Although many US companies were relieved to learn that the U.S. Department of Labor will remain operational through the shutdown, this was not exactly the case for iCERT portal. iCERT portal a crucial labor certification registry website for processing important aspects of all H-1B, H-2A, H-2B, and E-3 visas and PERM foreign labor certification for certain employment-based immigrant visa petitions. This website is used not only for filing labor condition application for H-1B or E-3 visa, but for obtaining a prevailing wage determination, a crucial step for all labor certifications for PERM and H-2B visas.
Starting from early in the morning of January 1, iCERT portal crashed and remained entirely unavailable for a full 7 days, until it was finally restored on January 7. This major disruption, it turns out, was caused by a sudden influx of tens of thousands of temporary labor certification filed by H-2B employers for the summer season of 2019. H-2B visas allow non-agricultural workers to come to the US to fill an important temporary need such as seasonal or peak demand at hotels, resorts, restaurants, construction, and landscaping. The visa is limited to only 66,000 per year with half of it allocated to the summer months starting from April 1 until September 30 and the other half for the winter months from October 1 to March 31 each year. Due to its popularity, it has become increasingly competitive and difficult for a US employer to secure a labor certification in time, a necessary step before even applying for this visa with the immigration, before the numerical quota maxes out. If a U.S. employer wants to hire H-2B foreign workers for their summer season, it must file a temporary labor certification in advance through iCERT Portal but this can only be filed on or after January 1 of that year. The DOL processes each labor certification on a first-come-first-served basis starting from midnight on January 1 (12:00 am EST). The system records the time of acceptance by the millisecond, and the applications get processed in the order of receipt. As soon as the clock starts at midnight on January 1, everyone rushes to get their H-2B labor certification filed just a millisecond faster than others to get a chance to meet the H-2B quota. The competition can be very intense, to say the least. With so many applicants waiting in line, being late by a second could mean that you lose all your chances to bring your much needed seasonal or peak demand workers for the entire summer months.

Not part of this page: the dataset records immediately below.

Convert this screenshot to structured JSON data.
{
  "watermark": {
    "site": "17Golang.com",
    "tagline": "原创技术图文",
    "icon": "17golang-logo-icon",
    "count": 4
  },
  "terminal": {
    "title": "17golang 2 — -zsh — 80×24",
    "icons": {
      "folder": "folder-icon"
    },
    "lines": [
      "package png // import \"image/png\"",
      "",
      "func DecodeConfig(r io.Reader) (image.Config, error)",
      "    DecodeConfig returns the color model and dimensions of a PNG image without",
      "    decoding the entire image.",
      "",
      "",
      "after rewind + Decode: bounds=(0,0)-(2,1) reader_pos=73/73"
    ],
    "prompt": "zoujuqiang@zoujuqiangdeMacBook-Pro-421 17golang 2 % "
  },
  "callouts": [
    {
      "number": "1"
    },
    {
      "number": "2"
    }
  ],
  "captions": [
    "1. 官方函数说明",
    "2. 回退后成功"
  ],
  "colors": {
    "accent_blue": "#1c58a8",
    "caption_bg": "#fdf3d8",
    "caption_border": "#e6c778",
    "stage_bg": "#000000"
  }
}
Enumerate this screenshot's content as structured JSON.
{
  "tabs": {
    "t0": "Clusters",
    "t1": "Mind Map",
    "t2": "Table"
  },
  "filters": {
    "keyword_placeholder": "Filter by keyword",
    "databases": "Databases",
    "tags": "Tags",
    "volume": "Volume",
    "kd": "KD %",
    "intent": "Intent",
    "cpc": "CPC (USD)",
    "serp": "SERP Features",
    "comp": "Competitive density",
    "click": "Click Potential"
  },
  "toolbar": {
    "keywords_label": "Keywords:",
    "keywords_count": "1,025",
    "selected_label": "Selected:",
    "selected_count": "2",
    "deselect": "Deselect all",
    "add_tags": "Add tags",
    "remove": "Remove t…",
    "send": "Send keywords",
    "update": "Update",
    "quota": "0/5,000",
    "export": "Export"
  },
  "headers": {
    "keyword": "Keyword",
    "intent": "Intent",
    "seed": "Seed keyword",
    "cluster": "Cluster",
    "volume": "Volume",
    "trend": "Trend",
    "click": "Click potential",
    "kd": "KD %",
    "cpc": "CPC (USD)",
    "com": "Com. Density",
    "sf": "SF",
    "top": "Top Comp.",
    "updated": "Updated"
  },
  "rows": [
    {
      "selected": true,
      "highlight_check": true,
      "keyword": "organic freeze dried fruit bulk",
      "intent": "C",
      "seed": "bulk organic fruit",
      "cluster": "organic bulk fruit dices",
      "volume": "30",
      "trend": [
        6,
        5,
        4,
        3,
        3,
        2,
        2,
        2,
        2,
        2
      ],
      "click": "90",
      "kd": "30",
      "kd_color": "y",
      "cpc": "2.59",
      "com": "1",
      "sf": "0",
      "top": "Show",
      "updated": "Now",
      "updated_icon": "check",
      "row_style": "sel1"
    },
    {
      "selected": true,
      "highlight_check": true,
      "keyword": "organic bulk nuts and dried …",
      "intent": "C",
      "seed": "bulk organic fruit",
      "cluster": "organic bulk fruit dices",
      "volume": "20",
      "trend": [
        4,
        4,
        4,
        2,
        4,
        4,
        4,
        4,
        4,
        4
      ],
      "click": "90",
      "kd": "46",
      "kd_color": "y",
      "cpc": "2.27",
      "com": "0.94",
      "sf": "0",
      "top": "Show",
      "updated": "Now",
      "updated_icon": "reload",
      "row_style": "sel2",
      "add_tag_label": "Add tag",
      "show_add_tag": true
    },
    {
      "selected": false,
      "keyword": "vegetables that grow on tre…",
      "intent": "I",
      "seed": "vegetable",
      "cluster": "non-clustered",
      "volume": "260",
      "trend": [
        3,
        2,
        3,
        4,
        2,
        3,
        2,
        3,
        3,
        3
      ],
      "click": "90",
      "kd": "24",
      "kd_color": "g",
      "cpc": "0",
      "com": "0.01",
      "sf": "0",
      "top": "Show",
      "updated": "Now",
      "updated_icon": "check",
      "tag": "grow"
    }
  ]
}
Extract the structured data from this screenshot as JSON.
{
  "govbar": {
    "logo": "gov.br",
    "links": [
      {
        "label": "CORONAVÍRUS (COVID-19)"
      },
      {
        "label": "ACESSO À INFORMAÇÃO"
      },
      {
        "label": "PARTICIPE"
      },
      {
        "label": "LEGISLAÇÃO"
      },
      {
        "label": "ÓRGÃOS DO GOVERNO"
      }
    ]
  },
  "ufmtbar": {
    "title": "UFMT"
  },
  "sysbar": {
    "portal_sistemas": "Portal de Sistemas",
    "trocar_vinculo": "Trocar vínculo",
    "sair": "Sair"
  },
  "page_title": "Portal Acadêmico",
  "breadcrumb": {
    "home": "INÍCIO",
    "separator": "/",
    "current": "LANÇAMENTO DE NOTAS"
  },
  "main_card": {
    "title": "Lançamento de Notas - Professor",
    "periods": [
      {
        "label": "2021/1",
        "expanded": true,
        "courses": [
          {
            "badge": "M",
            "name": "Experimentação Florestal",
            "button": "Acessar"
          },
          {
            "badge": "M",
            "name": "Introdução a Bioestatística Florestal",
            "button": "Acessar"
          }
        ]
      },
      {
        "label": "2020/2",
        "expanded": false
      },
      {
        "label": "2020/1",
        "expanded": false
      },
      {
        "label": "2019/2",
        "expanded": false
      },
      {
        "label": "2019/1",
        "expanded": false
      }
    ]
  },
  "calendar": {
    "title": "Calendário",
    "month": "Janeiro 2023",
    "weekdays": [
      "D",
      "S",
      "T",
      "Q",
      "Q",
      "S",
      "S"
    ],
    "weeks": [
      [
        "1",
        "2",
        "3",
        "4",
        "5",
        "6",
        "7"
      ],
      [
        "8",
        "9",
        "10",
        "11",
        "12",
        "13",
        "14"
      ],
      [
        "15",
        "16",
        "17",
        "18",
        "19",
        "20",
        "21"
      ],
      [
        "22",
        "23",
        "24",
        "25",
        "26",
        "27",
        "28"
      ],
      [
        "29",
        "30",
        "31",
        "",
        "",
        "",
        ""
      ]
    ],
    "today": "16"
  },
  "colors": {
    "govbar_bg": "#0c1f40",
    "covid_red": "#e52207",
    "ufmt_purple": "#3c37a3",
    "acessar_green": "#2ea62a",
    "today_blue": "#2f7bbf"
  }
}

This is exactly what happened on January 1 of this year, and a mere 5 minutes after midnight (EST), applications representing close to 100,000 workers were filed at the same time overloading the iCERT server and eventually causing its crash. This number is close to 3 times more than the 33,000 H-2B visa numbers available for April 1, 2019. Unless the President authorizes another temporary increase of H-2B visa numbers for this year as he did in 2018, the majority of the applications that went through this gauntlet would still go to waste, despite all the efforts the employer makes to diligently follow all the rules and filing everything as early as possible.
This unprecedented demand for H-2B visa represents at least a 20% increase in application compared to last year. In 2018, the Employment and Training Administration (ETA) of the DOL announced that they received labor certification requests for approximately 80,000 workers on January 1 alone. This is already a sharp increase from 2017, with 26,673 applications received on the first day. Putting aside the tremendous inconvenience caused by this week-long iCERT system disruption, this incident clearly shows the need of an increased H-2B visa numbers to meet the demand of the market or to find a better system of filing the required labor certification. Hopefully, the DOL will also be better prepared next year to deal with the bottleneck issue of H-2B applications on January 1 with properly conducted stress tests.